Self-assembled H-bonded supramolecular interactions in monomeric complex [Mg(H2O)6].L2.2bipy.H2O; [LH = 2-amino-5-nitrobenzoic acid, bipy = 4,4′-bipyridine]]]]: Joint theoretical calculations and Hirshfeld surface analysis

The prepared monomeric H-bonded complex [Mg(H2O)6].L2.2bipy.H2O I [LH = 2-amino-5-nitrobenzoic acid, bipy = 4,4′-bipyridine], has been characterized by single-crystal X-ray crystallography, IR spectroscopy, elemental analysis, and thermal stability. This complex has been solved crystallographically in the monoclinic centrosymmetric space group (P21/n). In the molecular structure, the Mg2+ ion is connecting with six water molecules through coordination whereas L, bipy, and one lattice water are present as counter atoms. The L is behaving as a counter anion and the overall charge of this H-bonded complex is stabilized by [Mg(H2O)6]2+cationic unit. The stability of I is attained due to collective coordination and H-bonding interactions which are responsible for organizing it into a supramolecular 2D motif.
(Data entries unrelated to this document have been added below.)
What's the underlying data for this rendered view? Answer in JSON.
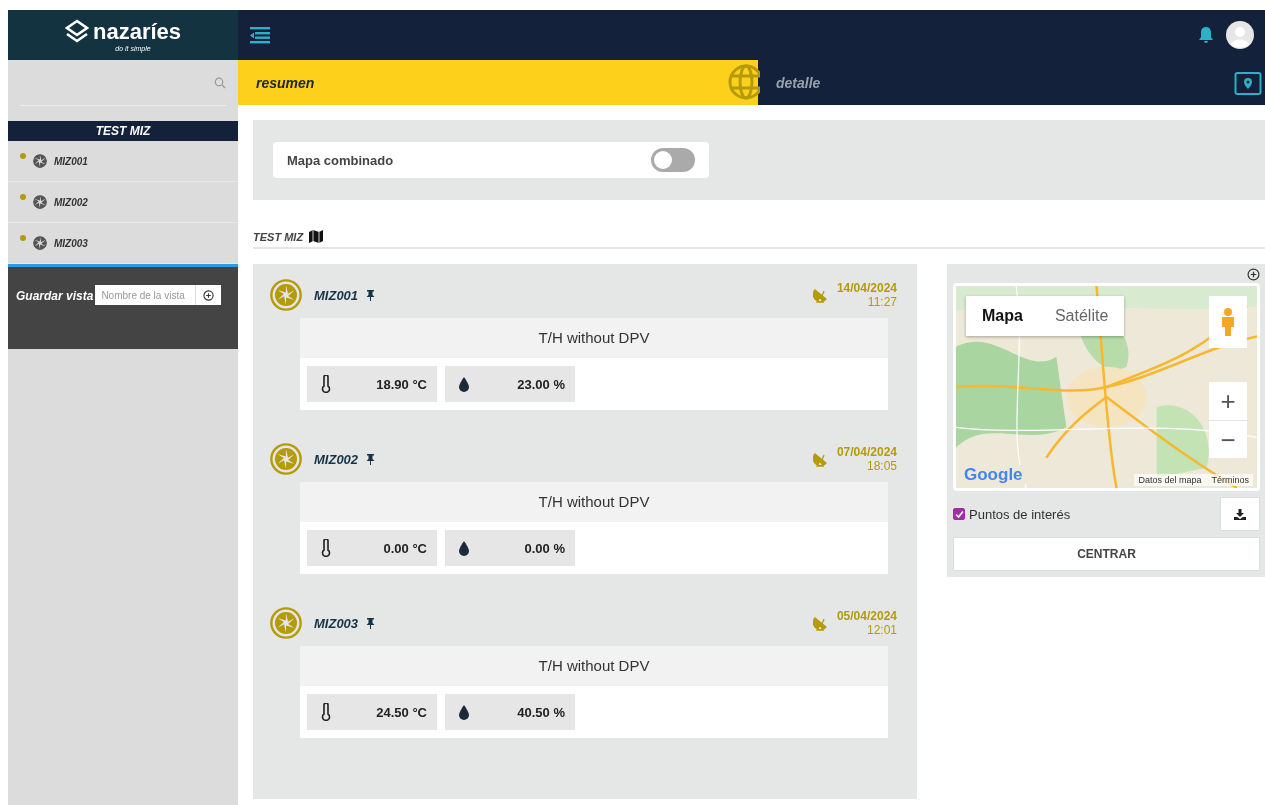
{
  "logo": {
    "name": "nazaríes",
    "tagline": "do it simple"
  },
  "sidebar": {
    "group": "TEST MIZ",
    "items": [
      {
        "name": "MIZ001",
        "color": "#b59a0a"
      },
      {
        "name": "MIZ002",
        "color": "#b59a0a"
      },
      {
        "name": "MIZ003",
        "color": "#b59a0a"
      }
    ],
    "save_view": {
      "label": "Guardar vista",
      "placeholder": "Nombre de la vista"
    }
  },
  "tabs": [
    {
      "label": "resumen",
      "selected": true
    },
    {
      "label": "detalle",
      "selected": false
    }
  ],
  "combined_map": {
    "label": "Mapa combinado",
    "on": false
  },
  "section": {
    "title": "TEST MIZ"
  },
  "devices": [
    {
      "name": "MIZ001",
      "date": "14/04/2024",
      "time": "11:27",
      "subtitle": "T/H without DPV",
      "readings": [
        {
          "kind": "temperature",
          "value": "18.90 °C"
        },
        {
          "kind": "humidity",
          "value": "23.00 %"
        }
      ]
    },
    {
      "name": "MIZ002",
      "date": "07/04/2024",
      "time": "18:05",
      "subtitle": "T/H without DPV",
      "readings": [
        {
          "kind": "temperature",
          "value": "0.00 °C"
        },
        {
          "kind": "humidity",
          "value": "0.00 %"
        }
      ]
    },
    {
      "name": "MIZ003",
      "date": "05/04/2024",
      "time": "12:01",
      "subtitle": "T/H without DPV",
      "readings": [
        {
          "kind": "temperature",
          "value": "24.50 °C"
        },
        {
          "kind": "humidity",
          "value": "40.50 %"
        }
      ]
    }
  ],
  "map": {
    "map_types": [
      {
        "label": "Mapa",
        "selected": true
      },
      {
        "label": "Satélite",
        "selected": false
      }
    ],
    "zoom_in": "+",
    "zoom_out": "−",
    "attribution": "Google",
    "map_data": "Datos del mapa",
    "terms": "Términos",
    "poi": {
      "label": "Puntos de interés",
      "checked": true
    },
    "center_button": "CENTRAR"
  }
}
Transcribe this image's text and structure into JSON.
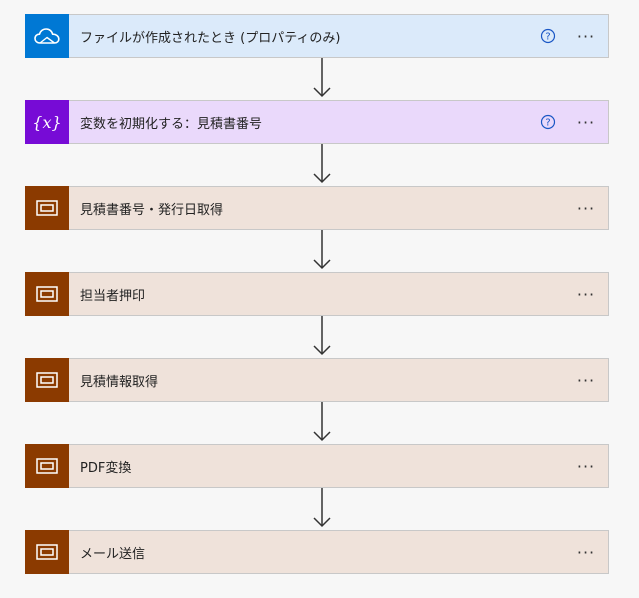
{
  "steps": [
    {
      "label": "ファイルが作成されたとき (プロパティのみ)",
      "icon": "onedrive-cloud-icon",
      "icon_bg": "#0078d4",
      "bg": "#dbeafa",
      "help": true
    },
    {
      "label": "変数を初期化する：見積書番号",
      "icon": "variable-icon",
      "icon_bg": "#770bd6",
      "bg": "#ead9fb",
      "help": true
    },
    {
      "label": "見積書番号・発行日取得",
      "icon": "excel-scope-icon",
      "icon_bg": "#8b3a00",
      "bg": "#efe2da",
      "help": false
    },
    {
      "label": "担当者押印",
      "icon": "excel-scope-icon",
      "icon_bg": "#8b3a00",
      "bg": "#efe2da",
      "help": false
    },
    {
      "label": "見積情報取得",
      "icon": "excel-scope-icon",
      "icon_bg": "#8b3a00",
      "bg": "#efe2da",
      "help": false
    },
    {
      "label": "PDF変換",
      "icon": "excel-scope-icon",
      "icon_bg": "#8b3a00",
      "bg": "#efe2da",
      "help": false
    },
    {
      "label": "メール送信",
      "icon": "excel-scope-icon",
      "icon_bg": "#8b3a00",
      "bg": "#efe2da",
      "help": false
    }
  ],
  "more_label": "···",
  "help_glyph": "?",
  "variable_glyph": "{x}"
}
Hirshfeld surface analysis has been applied to scrutinize supramolecular H-bonding interactions as well as short or weak contacts and then compared the results with single-crystal X-ray data. The fingerprint plots demonstrate that the huge number of weak non-bonding interactions as compare to strong contacts is important for stabilizing the crystal packing. DFT calculations demonstrated that the thermodynamic stabilization of I may be attributed to the existence of inter-and intramolecular hydrogen interaction. NBO–Second-order perturbation theory analysis, displayed detraction in positive charge on Mg2+ ion upon coordination with surrounding water molecules.